Hasta ahora, no hay terapia, medicamentos o cirugía disponibles para curar la osteogénesis imperfecta. El objetivo del tratamiento es ayudar a las personas con osteogénesis imperfecta a vivir de manera más independiente al aumentar la resistencia ósea. Las opciones de tratamiento para la osteogénesis imperfecta incluyen:

  • Terapia ocupacional: Es un tipo de terapia que se centra en el control de la motricidad fina como abotonarse una camisa o atarse las botas.
  • Fisioterapia:  Los fisioterapeutas sugieren ejercicios para ayudar a las personas a mejorar su fuerza, movilidad y rango de movimiento. Los dispositivos de asistencia, como andadores, bastones y muletas, pueden ayudar a las personas a moverse más fácilmente.
  • Higiene dental y bucal:  La osteogénesis imperfecta puede causar agrietamiento dental, alteraciones del color y degeneración. El trastorno requiere exámenes dentales de rutina para aquellos que lo sufren.
  • Medicamentos:  El médico puede recomendar medicamentos para detener la pérdida ósea o controlar el dolor, dependiendo de sus síntomas.
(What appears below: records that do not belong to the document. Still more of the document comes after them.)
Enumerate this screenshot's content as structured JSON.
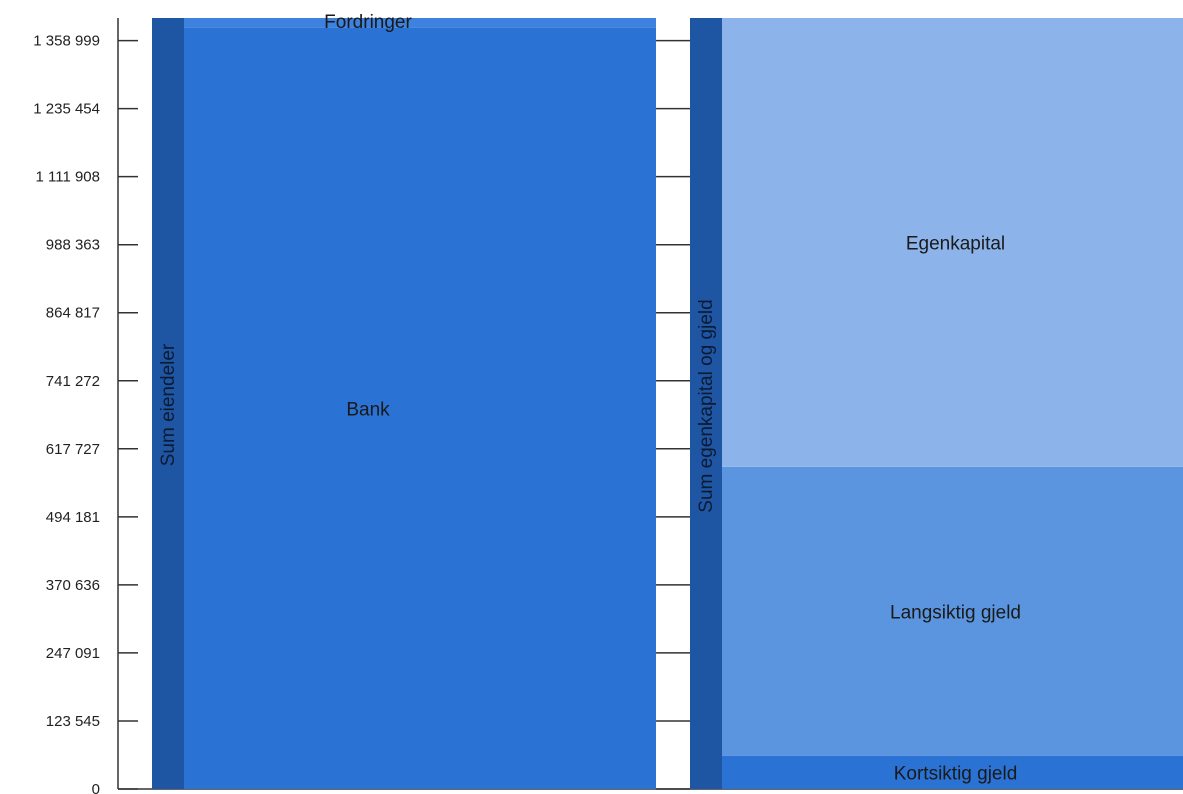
{
  "chart_data": {
    "type": "bar",
    "stacked": true,
    "ylim": [
      0,
      1400000
    ],
    "y_ticks": [
      "0",
      "123 545",
      "247 091",
      "370 636",
      "494 181",
      "617 727",
      "741 272",
      "864 817",
      "988 363",
      "1 111 908",
      "1 235 454",
      "1 358 999"
    ],
    "y_tick_values": [
      0,
      123545,
      247091,
      370636,
      494181,
      617727,
      741272,
      864817,
      988363,
      1111908,
      1235454,
      1358999
    ],
    "grid": false,
    "columns": [
      {
        "total_label": "Sum eiendeler",
        "total_value": 1400000,
        "total_color": "#1f56a3",
        "segments": [
          {
            "name": "Bank",
            "value": 1382000,
            "color": "#2a72d4"
          },
          {
            "name": "Fordringer",
            "value": 18000,
            "color": "#3d82de"
          }
        ]
      },
      {
        "total_label": "Sum egenkapital og gjeld",
        "total_value": 1400000,
        "total_color": "#1f56a3",
        "segments": [
          {
            "name": "Kortsiktig gjeld",
            "value": 60000,
            "color": "#2a72d4"
          },
          {
            "name": "Langsiktig gjeld",
            "value": 525000,
            "color": "#5b95e0"
          },
          {
            "name": "Egenkapital",
            "value": 815000,
            "color": "#8db4ea"
          }
        ]
      }
    ]
  }
}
Un especialista ortopédico puede tratar al niño si se rompe un hueso. Se pueden usar los siguientes tratamientos:

  • Los dispositivos de protección como aparatos ortopédicos, férulas y yesos pueden ser utilizados por un profesional ortopédico para inmovilizar los huesos rotos durante la recuperación o después de la cirugía.
  • El médico puede recomendar cirugía para reparar huesos doblados o deformados. Para los niños con osteogénesis imperfecta, la operación de arrastre es una opción de terapia popular. Se utiliza una varilla para evitar que los huesos se fracturan. Los huesos también son apoyados por las varillas. Algunos de los tipos se pueden cambiar a medida que el niño crece.

 

Conclusión

Los médicos pueden emplear una mejor comprensión de la fisiopatología del crecimiento óseo y las características clínicas, radiológicas e histológicas de la enfermedad ósea metabólica para diagnosticar y diferenciar la enfermedad ósea metabólica del abuso físico infantil. En casos de raquitismo juvenil curado u osteogénesis imperfecta, esta distinción puede ser especialmente difícil. Cuando sea apropiado, un patólogo con conocimientos en raquitismo infantil puede examinar cortes óseos o biopsias para ayudar a identificar o descartar las características histológicas de ciertas enfermedades óseas metabólicas y distinguir a los pacientes con enfermedad ósea metabólica de los casos de abuso infantil.